Oblio oncologico. Airtum: “I dati dei registri tumore dimostrano che si guarisce anche in meno di 10 anni”  

Oblio oncologico. Airtum: “I dati dei registri tumore dimostrano che si guarisce anche in meno di 10 anni”  

Oblio oncologico. Airtum: “I dati dei registri tumore dimostrano che si guarisce anche in meno di 10 anni”  
L’Associazione Italiana dei Registri Tumore sulla tabella che individua le patologie neoplastiche: “Una tabella realizzata sulla base delle elaborazioni dei dati prodotti dalla rete dei Registri Tumori Italiani” coordinata dalla stessa Airtum, che sottolinea come il lavoro svolto e le evidenze emerse abbiano fornito “un contributo sostanziale al fine di eliminare le discriminazioni che subiscono le persone con un vissuto di malattia oncologica”.

La tabella pubblicata nella Gazzetta Ufficiale del 24 aprile 2024 in cui si individuano le patologie neoplastiche per le quali il diritto all’oblio oncologico viene garantito al cittadino anche prima che siano trascorsi 10 anni dalla fine del trattamento (che si riducono a 5 anni quando la diagnosi di neoplasia precede il 21° compleanno), è il prodotto di un importante lavoro di analisi dei dati che ha fornito evidenze chiare. A sottolinearlo è l’Associazione Italiana dei Registri Tumore (Airtum).

La tabella, spiega l’Associazione, è stata realizzata “sulla base delle elaborazioni dei dati prodotti dalla rete dei Registri Tumori Italiani coordinata dall’Associazione Italiana dei Registri Tumore (Airtum), che garantisce in atto una copertura di circa l’84% della popolazione residente nel nostro paese. E’ dal 2010 che Airtum sostiene questo importante filone di ricerca epidemiologica, coordinato dal Registro Tumori del Friuli Venezia Giulia, che ha prodotto evidenze che dimostrano come dalle malattie oncologiche si possa guarire, fornendo quindi un contributo sostanziale al fine di eliminare le discriminazioni che subiscono le persone con un vissuto di malattia oncologica”.

“Per alcune patologie oncologiche, come ad esempio i tumori maligni del testicolo, del colon-retto o della mammella, laddove diagnosticati in stadio precoce, il diritto all’oblio decorre anche a partire da 1 anno dopo l’intervento chirurgico o la fine delle terapie.

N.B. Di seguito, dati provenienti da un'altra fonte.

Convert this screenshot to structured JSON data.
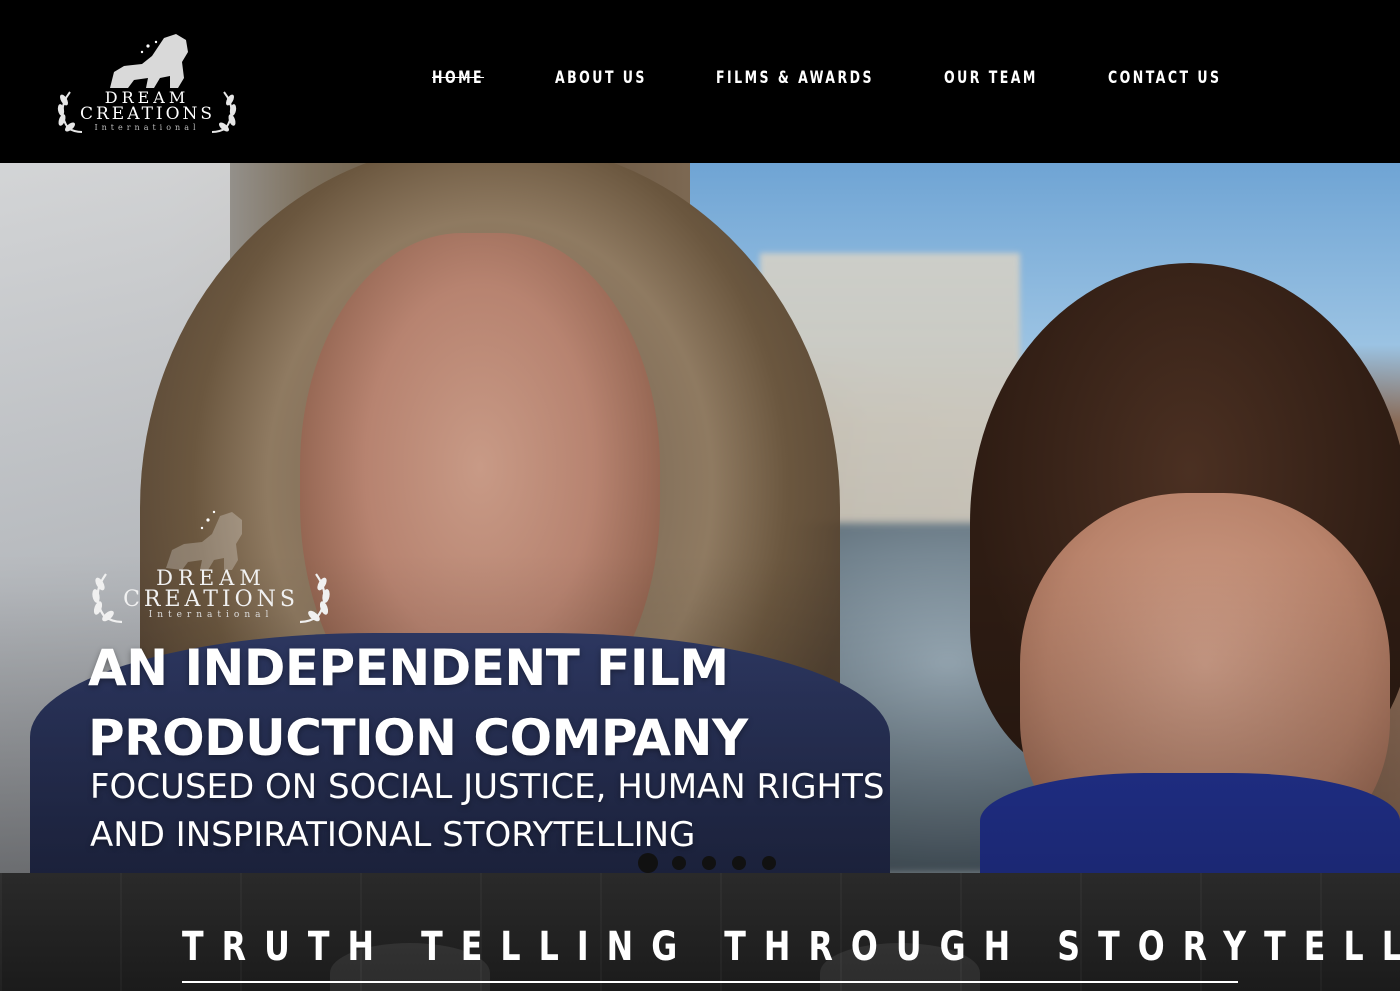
{
  "brand": {
    "line1": "DREAM",
    "line2": "CREATIONS",
    "line3": "International"
  },
  "nav": {
    "items": [
      {
        "label": "HOME",
        "active": true
      },
      {
        "label": "ABOUT US",
        "active": false
      },
      {
        "label": "FILMS & AWARDS",
        "active": false
      },
      {
        "label": "OUR TEAM",
        "active": false
      },
      {
        "label": "CONTACT US",
        "active": false
      }
    ]
  },
  "hero": {
    "logo": {
      "line1": "DREAM",
      "line2": "CREATIONS",
      "line3": "International"
    },
    "headline_line1": "AN INDEPENDENT FILM",
    "headline_line2": "PRODUCTION COMPANY",
    "subline_line1": "FOCUSED ON SOCIAL JUSTICE, HUMAN RIGHTS",
    "subline_line2": "AND INSPIRATIONAL STORYTELLING",
    "slides": {
      "count": 5,
      "active_index": 0
    }
  },
  "band": {
    "tagline": "TRUTH TELLING THROUGH STORYTELLING"
  },
  "colors": {
    "header_bg": "#000000",
    "text": "#ffffff",
    "band_bg": "#222222"
  }
}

Per alcuni tipi di leucemie e per i tumori dell’utero sono sufficienti anche 5 o 6 anni”, spiega il Prof. Fabrizio Stracci, presidente di Airtum.

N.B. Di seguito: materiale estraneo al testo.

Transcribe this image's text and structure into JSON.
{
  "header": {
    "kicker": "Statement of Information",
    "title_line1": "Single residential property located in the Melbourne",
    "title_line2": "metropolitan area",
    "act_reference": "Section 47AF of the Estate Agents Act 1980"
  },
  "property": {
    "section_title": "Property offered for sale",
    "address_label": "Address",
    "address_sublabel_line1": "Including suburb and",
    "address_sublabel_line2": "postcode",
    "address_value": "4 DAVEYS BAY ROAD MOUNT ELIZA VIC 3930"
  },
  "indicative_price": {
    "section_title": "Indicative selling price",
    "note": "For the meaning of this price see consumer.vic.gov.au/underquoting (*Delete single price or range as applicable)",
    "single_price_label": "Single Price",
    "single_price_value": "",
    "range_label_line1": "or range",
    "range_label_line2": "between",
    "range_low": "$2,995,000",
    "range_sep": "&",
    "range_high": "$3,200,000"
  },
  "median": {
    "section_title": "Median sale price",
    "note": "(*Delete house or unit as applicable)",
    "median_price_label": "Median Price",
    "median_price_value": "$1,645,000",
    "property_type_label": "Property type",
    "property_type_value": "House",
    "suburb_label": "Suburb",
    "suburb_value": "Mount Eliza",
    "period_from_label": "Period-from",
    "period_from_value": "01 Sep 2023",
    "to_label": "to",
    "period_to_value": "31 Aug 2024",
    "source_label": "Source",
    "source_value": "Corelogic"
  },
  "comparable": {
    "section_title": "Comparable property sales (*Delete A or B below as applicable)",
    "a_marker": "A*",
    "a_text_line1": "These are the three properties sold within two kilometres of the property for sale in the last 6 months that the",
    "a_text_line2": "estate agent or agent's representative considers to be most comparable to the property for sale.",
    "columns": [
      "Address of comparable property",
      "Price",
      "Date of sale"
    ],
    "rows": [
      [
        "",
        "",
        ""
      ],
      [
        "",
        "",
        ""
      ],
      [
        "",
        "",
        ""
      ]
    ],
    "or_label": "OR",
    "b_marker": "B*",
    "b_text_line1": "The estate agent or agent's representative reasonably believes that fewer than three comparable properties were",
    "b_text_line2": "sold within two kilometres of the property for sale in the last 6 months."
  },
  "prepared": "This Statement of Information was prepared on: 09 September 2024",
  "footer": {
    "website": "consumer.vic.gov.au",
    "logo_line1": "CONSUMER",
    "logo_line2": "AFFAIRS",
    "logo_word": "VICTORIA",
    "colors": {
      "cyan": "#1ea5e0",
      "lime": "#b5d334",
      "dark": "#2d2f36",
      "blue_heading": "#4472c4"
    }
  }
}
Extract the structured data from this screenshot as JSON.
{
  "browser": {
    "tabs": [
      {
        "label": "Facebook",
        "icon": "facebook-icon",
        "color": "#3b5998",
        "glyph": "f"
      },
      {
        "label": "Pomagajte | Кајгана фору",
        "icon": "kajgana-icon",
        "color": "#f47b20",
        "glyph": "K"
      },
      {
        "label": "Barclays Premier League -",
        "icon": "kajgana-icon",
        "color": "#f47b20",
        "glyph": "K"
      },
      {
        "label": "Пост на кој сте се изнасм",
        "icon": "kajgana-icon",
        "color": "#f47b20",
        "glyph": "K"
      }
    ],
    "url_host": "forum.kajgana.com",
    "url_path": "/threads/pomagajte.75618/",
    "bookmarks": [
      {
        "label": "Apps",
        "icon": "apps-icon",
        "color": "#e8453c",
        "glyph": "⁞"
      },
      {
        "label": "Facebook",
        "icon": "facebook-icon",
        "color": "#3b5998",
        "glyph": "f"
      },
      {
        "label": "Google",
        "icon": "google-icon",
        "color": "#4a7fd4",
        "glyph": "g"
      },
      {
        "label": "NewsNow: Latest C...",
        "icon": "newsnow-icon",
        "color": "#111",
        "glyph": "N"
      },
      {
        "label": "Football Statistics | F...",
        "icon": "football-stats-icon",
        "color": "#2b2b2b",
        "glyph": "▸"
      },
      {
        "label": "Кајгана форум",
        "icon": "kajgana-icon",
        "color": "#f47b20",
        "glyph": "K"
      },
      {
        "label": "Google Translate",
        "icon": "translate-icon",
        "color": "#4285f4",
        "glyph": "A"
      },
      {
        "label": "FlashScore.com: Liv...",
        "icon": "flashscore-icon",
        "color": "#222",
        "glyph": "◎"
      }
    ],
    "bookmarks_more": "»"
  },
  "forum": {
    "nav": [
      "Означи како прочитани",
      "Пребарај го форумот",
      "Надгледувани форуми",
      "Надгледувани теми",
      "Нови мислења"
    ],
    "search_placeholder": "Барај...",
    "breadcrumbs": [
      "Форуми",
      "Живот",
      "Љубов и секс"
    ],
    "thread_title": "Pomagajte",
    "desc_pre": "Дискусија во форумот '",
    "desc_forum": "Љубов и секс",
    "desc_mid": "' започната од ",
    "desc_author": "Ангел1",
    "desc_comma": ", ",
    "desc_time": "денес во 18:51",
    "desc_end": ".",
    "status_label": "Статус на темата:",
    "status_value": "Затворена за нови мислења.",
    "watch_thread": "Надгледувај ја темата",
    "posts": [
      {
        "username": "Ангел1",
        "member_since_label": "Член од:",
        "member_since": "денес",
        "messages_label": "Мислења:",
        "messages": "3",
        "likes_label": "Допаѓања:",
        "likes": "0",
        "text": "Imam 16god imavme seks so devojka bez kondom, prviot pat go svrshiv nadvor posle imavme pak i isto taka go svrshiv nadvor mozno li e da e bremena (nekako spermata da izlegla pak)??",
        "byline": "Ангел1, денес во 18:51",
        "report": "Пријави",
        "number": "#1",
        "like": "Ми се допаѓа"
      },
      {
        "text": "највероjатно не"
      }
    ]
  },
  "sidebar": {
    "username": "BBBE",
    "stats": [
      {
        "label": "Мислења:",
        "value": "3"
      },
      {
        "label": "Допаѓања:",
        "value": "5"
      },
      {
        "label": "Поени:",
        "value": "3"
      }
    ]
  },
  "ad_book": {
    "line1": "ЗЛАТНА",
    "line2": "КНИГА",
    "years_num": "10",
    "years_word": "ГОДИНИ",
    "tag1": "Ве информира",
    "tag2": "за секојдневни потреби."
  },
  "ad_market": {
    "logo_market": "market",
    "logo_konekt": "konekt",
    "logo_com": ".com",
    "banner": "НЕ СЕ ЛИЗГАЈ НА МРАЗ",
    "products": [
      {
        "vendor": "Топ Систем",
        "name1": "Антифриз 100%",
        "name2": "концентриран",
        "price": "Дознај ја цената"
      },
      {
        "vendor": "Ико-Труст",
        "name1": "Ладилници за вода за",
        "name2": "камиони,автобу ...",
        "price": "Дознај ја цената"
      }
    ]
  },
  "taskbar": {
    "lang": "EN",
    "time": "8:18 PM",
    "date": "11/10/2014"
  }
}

“A questo importante risultato – aggiunge – si è pervenuti anche grazie alla determinazione e alla dedizione messe in campo dai professionisti che operano presso i registri tumore di popolazione che aderiscono al network scientifico di Airtum, un bagaglio di competenze multidisciplinari e multiprofessionali che, con rigore metodologico e grazie a un percorso di accreditamento alla qualità basato su standard internazionali, garantiscono la produzione di indispensabili indicatori epidemiologici a supporto della sanità pubblica italiana e, in particolare, della sorveglianza epidemiologica della patologia oncologia e dei processi di pianificazione degli interventi di prevenzione e di organizzazione delle reti oncologiche e dei percorsi di presa in carico dei pazienti oncologici”.